Tuesday, June 18, 2019

Book Review: Silverglass

Book Review: 'Silverglass' by J. F. Rivkin
4 / 5 Stars

'Silverglass' (186 pp) was published by Ace Books in September 1986, with cover art by Luis Royo. It's the first volume in the so-called 'Silverglass' tetrology, with the subsequent volumes Web of Wind (1987), Witch of Rhostshyl (1989) and Mistress of Ambiguities (1991). J. F. Rivkin is the pseudonym of the author Jeri Freedman, who has written other fantasy novels under the pen name of 'Ellen Foxxe'.

The cover design for 'Silverglass' is unfortunate, for it gives the impression that the book is an entry in  the 'chick-in-a-chain-mail-bikini' genre, when in reality, the novel is a well-written, frequently humorous treatment of the sword-and-sorcery theme.

Lead character Corson - the D-cupped woman on the book's cover - is a female version of Conan the Barbarian: not too bright, ever ready for a fight, and not very enamored of wizards and witches. But like Conan, Corson is often short of funds, so when Nyctasia, princess of the city of Rhostshyl, has to flee the city for her life, Corson agrees to serve as her bodyguard.

Hardly have Nyctasia and Corson escaped one danger, than others spring up to threaten them. Our duo are forced to make a desperate journey to the far-off land of Hlasven, but getting there will be no easy task..........

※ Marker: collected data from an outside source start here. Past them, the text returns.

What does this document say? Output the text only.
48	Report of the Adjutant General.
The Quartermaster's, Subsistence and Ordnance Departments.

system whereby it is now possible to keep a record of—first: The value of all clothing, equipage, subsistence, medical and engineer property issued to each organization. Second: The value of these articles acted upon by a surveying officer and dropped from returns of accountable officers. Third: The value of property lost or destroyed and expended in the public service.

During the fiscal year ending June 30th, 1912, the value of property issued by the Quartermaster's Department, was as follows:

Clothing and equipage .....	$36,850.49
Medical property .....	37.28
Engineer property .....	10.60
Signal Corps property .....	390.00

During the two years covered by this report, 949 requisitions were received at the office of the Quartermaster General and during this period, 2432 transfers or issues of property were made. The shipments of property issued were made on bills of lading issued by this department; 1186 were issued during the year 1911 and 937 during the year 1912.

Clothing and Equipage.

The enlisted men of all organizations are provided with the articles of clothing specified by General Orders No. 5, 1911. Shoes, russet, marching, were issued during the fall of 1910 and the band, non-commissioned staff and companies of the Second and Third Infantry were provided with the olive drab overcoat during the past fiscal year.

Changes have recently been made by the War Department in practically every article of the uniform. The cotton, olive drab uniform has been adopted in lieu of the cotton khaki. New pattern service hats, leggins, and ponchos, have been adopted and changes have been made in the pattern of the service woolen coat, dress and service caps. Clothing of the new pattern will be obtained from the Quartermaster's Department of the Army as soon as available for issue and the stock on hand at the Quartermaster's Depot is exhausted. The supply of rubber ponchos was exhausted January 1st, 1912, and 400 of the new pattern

'Silverglass' is a quick, fast-paced read, something I never tire of commending in this modern era of 900+ - page fantasy novels. Although the novel is less than 200 pages long, author Rivkin is able to manage a believable cast of characters and settings that have a bit more imagination to them than those that are usually encountered in the sword-and-sorcery literature. The book does have its weakness, in the form of an underwhelming denouement that seems to have been designed more to set up the sequels, than to bring the main storyline to a worthy conclusion.

The verdict ? 'Silverglass' has its merits, and if you are looking for a sword-and-sorcery novel that doesn't require a dramatis personae listing, a glossary, or a map (or series of maps) in order to comprehend what is going on, then this novel is worth picking up.

1 comment:

Timothy S. Brannan said...

I also enjoyed Silverglass (my review from about two years ago). Really looking forward to any reviews you might do for the next three books. I thought the series improved as it went along.